Friday, November 5, 2010

Friday the 5th Homework...was 3 pages as a word document


Matt Ellman
ENGL 3116
Winokur
11/5/2010
The Creative Mind of Paul Neave
            Neave.com is an interactive website offering a variety of activities for the users to immerse themselves in.  Its goal is to allow the computer to expand the users creativity and imagination, while at the same time, remaining a creative medium for the creator, Paul Neave.  In a section of his website, Neave explains what the website is and what he as the designer does, “I'm an Interaction Designer, which is a fancy way of saying I make interactive tools and toys: websites, games, web and mobile applications, experimental interactive art, installations and intuitive user interfaces.”  Each tab of the website is unique in its creativity, whether it is a collage of randomness or a virtual reality flower.  It could be argued that this website is nothing more than an extremely lazy means of going through normal experiences, but Neave argues that its purpose is to provide an alternative, creative means of those experiences, “I love dissolving the barriers between technology and people and making the digital world more simple, fun and human.” 
            The first feature of the website is Neave Television.  In this feature, Neave hopes to model the human mind.  The television is supposed to follow a stream of consciousness, jumping from one idea to another.  It is comprised of short, streaming video clips on a loop that have nothing to do with each other.  After watching, the user is encouraged to follow a similar thought pattern, and think of other viral videos that fit in to “not fitting in”.  Though this is not an interactive part of the digital playground, it uses the videos’ pictures and sounds to inspire the watcher to creativity similar to the creators.
            Several of Neave’s more creative and interactive hybrid pieces of art use noise as the key interface.  A microphone on the computer is required for these to work, because without the programs able to pick up outside noise, the screen will remain either black or stagnant.  These programs allow the user to expand on the creator’s art.  While Neave provides the lifeless canvas to the user, he also provides the user with a tool to turn the canvas into something.  The programs react differently and uniquely to the user’s noises, allowing the user to be original and create something that nobody has ever seen before.
            The first and least impressive of these noise-activated programs is Neave Bounce.  Once opened, there is a black background with a bunch of different colored balls of varying sizes resting on the bottom.  As the user talks or more specifically, plays music, the balls bounce to the beats and different sounds being played.  This allows the user’s media to become multimedia, manipulating the different colors and shapes on the screen, and allowing the user to creating moving art as well.
            Neave Light is the second noise-activated feature of the website.  Neave light is very similar to Neave Bounce.  It starts with a black background, and as noise is added, an orb of light starts to shine in the middle of the screen.  As the beats and tones of the music change, so does the orb.  It will begin to shine in waves rippling out from the middle of the screen while it changes ambient colors.  This again serves to change the users media into multimedia, allowing the user to create new art.

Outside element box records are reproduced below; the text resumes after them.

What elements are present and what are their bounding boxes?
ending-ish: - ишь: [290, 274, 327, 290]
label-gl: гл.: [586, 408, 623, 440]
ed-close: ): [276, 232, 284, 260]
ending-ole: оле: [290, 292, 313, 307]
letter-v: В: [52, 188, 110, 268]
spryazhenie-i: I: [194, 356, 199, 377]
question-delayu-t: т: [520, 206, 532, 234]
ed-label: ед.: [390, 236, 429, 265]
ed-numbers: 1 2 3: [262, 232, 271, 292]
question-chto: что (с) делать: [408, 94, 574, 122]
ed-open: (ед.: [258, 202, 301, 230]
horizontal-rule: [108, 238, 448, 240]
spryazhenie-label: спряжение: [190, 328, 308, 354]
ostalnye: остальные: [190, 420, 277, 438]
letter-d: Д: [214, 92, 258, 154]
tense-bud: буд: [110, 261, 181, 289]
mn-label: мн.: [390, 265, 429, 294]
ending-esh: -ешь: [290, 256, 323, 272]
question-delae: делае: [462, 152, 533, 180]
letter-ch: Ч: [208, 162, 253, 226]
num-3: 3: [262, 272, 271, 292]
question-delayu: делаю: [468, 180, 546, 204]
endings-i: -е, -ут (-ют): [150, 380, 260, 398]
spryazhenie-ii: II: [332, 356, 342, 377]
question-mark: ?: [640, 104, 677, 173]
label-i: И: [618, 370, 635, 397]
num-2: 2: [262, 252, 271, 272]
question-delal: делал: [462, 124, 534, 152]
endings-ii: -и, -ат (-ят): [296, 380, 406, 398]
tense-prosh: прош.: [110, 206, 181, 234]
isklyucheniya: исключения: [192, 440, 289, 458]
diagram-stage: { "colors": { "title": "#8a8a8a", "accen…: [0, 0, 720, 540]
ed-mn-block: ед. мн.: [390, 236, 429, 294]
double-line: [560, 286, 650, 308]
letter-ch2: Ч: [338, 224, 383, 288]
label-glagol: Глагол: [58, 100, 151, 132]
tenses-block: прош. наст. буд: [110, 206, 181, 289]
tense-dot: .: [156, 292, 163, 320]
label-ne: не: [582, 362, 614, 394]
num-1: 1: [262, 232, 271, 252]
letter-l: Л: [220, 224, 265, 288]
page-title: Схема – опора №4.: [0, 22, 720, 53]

            This final noise-activated feature of the website is Neave Dandelion.  This activity is unique in that it has the user actively participating in it.  Before the program opens, Neave gives a message, “Sit and blow at my digital dandelion seeds.  Not quite as fun as the real thing, granted, but at least here you have an endless supply of fluffy blowballs.”  After clicking the message, the screen changes to a view of an empty field with close up of a dandelion.  The program is designed to pick up the noise of the user blowing air towards the computer screen.  The harder the user blows, the more noise the computer picks up, and the harder the flower is blown back a little bit while some of the seeds blow off and float away.  The user can continue to blow at the screen until the dandelion is bare, at which pint a new flower will replace it.  The concept of an interactive, virtual flower is unique.  There may be programs where a user can point and click on a “water the flower” button to make the flower grow, but with Neave’s program, the user need not touch any part of the computer at all.  The flower also reacts in real time to the user’s actions.
            Neave’s website is all about user interaction and combining modes of media.  Some of his other features involve the user personally contributing webcam footage to a wall of different video screens each having a different effect.  The website is not only an experimental piece of art, but it allows the users to contribute to the experiment, or just experiment on their own, exploring new patterns and media combinations that nobody has ever seen before.  It is a truly unique experience.